Scripts that run on POSIX shell should begin with the following:

#!/bin/sh

Scripts that specifically require Bash should begin with the following:

#!/bin/bash

Migrations

The build system can assist in performing migrations for such things as compiler features, new tools, or proliferation of various best practices. A legacy undesired behavior can often be expressed in terms of a dependency on a config() that applies this behavior. The use of a legacy tool or template to be replaced can be captured by a dependency on a group() target.

Commit to a plan

Efforts to improve code health are always welcome, but you should have a clear plan to finish what you started before you begin. A half-done migration that's run out of momentum could be worse than no migration at all.

Establish a regression stop

Assume that the codebase doubles every 8 months, and work as early as you can to prevent new instances of the legacy behavior from being introduced. By establishing a regression stop, you are "passively" cleaning up the codebase as governed by its doubling rate, i.e. every doubling period you will have passively cleaned up half of the codebase.

Ensure that allowlists are guarded by OWNERS files, and that POCs for the migration are listed as owners. Since owners are defined by file, it may be preferable to subdivide allowlists to different BUILD.gn files. For instance, config() targets related to Rust were pulled out to //build/config/rust to better manage the OWNERS assignments.

Document migration / cleanup steps

Publish a clear document explaining the nature of the migration, how to participate, and how to perform related maintenance work. This allows your migration effort to scale, and keeps any individual from becoming a roadblock to ongoing migration efforts such as when they're overwhelmed with support requests or otherwise unavailable to attend to questions.

Review C++ implicit conversions as a positive example.

Simplify and automate allowlist maintenance

Allowlists are easy to express as visibility lists for GN targets. This opens the door to automated analysis, and makes changes that violate the allowlist fail their builds quickly.

When allowlisting targets to use the legacy behavior that you're migrating away from, make it easy for owners of those targets to make simple refactors such as renaming individual targets within their directories by allowlisting base directories, not individual targets.

Document the steps to regenerate and trim any allowlist, such that they can be conducted by anyone.

See the example below:

group("foo_allowlist") {
  #  ________  _________  ________  ________
  # |\   ____\|\___   ___\\   __  \|\   __  \
  # \ \  \___|\|___ \  \_\ \  \|\  \ \  \|\  \
  #  \ \_____  \   \ \  \ \ \  \\\  \ \   ____\
  #   \|____|\  \   \ \  \ \ \  \\\  \ \  \___|
  #     ____\_\  \   \ \__\ \ \_______\ \__\
  #    |\_________\   \|__|  \|_______|\|__|
  #    \|_________|
  # This is an allowlist of targets that use the deprecated "foo" tool.
  # As of April 2021 we no longer use "foo". Users should migrate to the new
  # "bar" tool as described in this guide:
  # https://fuchsia.dev/...
  #
  # To regenerate:
  # fx gn refs $(fx get-build-dir) //path/to:foo_allowlist | sed 's|\(.*\):.*|"\1/*",|' | sort | uniq
  #
  # To trim:
  # scripts/gn/trim_visibility.py --target="//path/to:foo_allowlist"
  visibility = [
    "//src/project1/*",
    "//src/project2/*",
    ...
  ]
}

Then elsewhere, automatically add a dependency on the allowlisted target.

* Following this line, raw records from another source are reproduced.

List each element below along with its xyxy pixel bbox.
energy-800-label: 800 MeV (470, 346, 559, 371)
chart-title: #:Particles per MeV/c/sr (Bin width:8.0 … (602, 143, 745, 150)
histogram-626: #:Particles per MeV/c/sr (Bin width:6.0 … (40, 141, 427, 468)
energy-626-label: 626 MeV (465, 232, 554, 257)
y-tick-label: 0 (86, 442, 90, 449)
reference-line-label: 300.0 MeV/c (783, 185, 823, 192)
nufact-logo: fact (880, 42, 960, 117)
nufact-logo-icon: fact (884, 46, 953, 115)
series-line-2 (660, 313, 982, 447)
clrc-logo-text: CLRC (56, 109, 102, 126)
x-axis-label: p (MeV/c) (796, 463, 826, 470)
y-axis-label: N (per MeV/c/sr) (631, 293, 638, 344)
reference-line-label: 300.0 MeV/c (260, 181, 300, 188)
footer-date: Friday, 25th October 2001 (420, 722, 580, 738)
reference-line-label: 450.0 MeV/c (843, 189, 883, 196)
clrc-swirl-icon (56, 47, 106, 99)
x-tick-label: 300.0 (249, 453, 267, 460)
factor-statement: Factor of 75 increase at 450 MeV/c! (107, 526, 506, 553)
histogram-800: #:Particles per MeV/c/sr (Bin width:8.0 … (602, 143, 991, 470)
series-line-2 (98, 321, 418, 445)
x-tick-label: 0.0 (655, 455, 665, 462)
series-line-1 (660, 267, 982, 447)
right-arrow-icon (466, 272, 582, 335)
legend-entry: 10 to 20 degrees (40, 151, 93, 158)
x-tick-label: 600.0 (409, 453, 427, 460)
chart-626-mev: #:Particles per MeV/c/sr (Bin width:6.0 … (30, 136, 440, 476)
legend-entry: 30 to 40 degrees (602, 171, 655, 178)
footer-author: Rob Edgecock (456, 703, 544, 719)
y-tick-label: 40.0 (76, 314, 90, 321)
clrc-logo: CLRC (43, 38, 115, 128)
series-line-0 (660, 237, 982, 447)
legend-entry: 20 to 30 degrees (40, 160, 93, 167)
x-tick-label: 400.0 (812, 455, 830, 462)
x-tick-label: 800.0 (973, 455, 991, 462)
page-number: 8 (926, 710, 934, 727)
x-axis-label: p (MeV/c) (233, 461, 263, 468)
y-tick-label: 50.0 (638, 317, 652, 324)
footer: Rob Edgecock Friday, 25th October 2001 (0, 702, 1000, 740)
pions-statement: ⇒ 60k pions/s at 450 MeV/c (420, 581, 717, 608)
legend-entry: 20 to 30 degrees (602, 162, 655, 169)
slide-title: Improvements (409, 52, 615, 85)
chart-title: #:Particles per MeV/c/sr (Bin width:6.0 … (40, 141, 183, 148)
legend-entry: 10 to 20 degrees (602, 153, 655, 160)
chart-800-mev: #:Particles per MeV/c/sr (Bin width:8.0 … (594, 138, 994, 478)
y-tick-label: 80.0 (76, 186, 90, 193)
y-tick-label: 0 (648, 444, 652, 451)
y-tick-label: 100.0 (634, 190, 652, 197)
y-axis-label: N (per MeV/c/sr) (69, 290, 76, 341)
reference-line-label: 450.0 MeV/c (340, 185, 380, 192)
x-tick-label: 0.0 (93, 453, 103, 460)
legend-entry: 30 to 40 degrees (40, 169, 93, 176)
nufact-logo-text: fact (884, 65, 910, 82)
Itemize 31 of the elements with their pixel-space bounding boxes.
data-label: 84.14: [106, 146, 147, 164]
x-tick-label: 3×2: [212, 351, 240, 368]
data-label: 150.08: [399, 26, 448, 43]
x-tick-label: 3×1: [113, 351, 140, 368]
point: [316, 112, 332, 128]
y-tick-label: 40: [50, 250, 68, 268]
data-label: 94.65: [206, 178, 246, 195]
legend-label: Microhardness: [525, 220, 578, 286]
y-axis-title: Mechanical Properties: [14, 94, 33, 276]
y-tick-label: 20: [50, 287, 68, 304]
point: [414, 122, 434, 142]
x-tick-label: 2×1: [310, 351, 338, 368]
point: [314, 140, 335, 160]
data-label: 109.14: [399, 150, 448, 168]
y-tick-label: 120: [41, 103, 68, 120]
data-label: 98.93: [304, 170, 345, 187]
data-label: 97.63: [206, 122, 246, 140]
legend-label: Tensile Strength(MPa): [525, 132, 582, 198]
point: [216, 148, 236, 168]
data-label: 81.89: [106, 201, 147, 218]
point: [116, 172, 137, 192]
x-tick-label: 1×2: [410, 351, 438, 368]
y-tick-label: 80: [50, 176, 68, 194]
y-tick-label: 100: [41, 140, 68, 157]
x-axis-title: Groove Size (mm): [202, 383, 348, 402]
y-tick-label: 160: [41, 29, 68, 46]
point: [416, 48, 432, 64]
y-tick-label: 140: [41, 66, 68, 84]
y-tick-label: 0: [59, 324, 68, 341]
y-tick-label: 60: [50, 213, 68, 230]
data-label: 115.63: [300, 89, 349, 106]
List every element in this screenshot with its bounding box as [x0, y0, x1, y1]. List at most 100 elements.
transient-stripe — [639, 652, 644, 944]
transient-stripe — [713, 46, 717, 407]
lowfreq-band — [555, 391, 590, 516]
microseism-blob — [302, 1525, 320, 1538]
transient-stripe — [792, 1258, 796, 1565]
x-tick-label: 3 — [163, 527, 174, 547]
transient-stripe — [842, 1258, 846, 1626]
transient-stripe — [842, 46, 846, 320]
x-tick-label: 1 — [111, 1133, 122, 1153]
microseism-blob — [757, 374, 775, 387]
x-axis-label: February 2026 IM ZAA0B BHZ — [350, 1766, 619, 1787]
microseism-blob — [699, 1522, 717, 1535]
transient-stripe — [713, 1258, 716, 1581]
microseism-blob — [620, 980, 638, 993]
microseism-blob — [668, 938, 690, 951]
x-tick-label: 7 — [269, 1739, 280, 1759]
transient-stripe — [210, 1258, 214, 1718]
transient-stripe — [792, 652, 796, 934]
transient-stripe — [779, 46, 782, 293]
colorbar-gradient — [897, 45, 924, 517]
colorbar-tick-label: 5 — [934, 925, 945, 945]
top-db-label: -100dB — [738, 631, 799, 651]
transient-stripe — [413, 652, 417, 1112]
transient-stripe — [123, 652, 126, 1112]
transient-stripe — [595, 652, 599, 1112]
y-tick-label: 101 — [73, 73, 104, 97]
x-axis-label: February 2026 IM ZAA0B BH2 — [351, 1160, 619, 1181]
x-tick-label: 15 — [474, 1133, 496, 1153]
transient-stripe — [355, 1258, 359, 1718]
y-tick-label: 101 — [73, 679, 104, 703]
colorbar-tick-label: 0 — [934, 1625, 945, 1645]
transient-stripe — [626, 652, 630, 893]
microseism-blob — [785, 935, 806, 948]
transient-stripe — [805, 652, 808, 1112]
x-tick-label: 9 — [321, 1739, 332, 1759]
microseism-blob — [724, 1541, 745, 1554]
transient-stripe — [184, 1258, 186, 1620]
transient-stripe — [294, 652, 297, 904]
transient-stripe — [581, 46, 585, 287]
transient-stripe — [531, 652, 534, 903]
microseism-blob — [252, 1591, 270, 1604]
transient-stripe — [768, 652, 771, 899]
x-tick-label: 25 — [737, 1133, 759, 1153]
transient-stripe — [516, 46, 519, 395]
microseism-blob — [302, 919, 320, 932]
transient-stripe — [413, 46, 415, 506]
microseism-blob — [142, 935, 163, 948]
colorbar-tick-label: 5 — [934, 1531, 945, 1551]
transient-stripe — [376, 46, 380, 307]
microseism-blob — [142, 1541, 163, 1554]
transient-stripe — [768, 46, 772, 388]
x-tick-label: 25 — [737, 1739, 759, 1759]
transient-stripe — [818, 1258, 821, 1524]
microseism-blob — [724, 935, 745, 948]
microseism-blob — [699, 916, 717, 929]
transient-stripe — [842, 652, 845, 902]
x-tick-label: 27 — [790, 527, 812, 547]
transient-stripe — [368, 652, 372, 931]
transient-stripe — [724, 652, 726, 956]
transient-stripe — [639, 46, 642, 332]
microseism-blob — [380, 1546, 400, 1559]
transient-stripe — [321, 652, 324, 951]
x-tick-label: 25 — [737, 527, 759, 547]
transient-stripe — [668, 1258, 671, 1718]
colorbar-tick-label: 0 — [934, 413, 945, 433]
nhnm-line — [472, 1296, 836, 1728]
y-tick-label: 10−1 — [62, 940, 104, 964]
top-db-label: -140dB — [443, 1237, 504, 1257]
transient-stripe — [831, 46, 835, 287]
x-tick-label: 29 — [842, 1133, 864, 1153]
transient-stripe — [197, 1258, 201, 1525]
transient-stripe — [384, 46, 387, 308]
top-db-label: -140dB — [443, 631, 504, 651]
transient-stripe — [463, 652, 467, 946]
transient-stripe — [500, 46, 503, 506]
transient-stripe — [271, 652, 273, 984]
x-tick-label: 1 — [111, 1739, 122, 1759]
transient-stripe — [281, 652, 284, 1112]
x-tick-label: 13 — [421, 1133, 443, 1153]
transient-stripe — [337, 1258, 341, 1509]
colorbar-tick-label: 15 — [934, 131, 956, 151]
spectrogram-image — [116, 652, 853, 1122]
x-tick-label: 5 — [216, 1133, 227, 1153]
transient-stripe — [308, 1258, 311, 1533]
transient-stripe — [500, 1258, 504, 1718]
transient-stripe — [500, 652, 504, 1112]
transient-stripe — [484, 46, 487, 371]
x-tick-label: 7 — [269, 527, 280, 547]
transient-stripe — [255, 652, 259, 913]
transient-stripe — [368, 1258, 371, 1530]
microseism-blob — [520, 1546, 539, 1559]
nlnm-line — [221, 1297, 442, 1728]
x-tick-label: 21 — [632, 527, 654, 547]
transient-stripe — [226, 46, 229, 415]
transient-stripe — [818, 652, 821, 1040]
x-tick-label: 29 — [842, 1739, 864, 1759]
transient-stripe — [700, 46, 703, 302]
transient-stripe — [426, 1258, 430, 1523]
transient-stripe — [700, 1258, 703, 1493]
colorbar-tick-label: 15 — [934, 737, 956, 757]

# Invoke the legacy foo tool.
# For new usage, please consider using the new bar tool instead!
# See:
# https://fuchsia.dev/...
# ...
template("foo") {
  action(target_name) {
    ...
    deps += [ "//build/foo:foo_allowlist" ]
  }
}

Third party may be out of scope

Fuchsia uses a lot of third party code, that is code that is outside the scope of the Fuchsia project. As a rule of thumb it's often fine to enter a blanket allowlist for all third party code for opinionated changes or policy decisions.

group("bar_allowlist") {
  ...
  visibility = [
    "//third_party/*",
    ...
  ]
}

Depending on the nature of your change and the third party code in question, it may be possible to make changes upstream. Use your best judgement.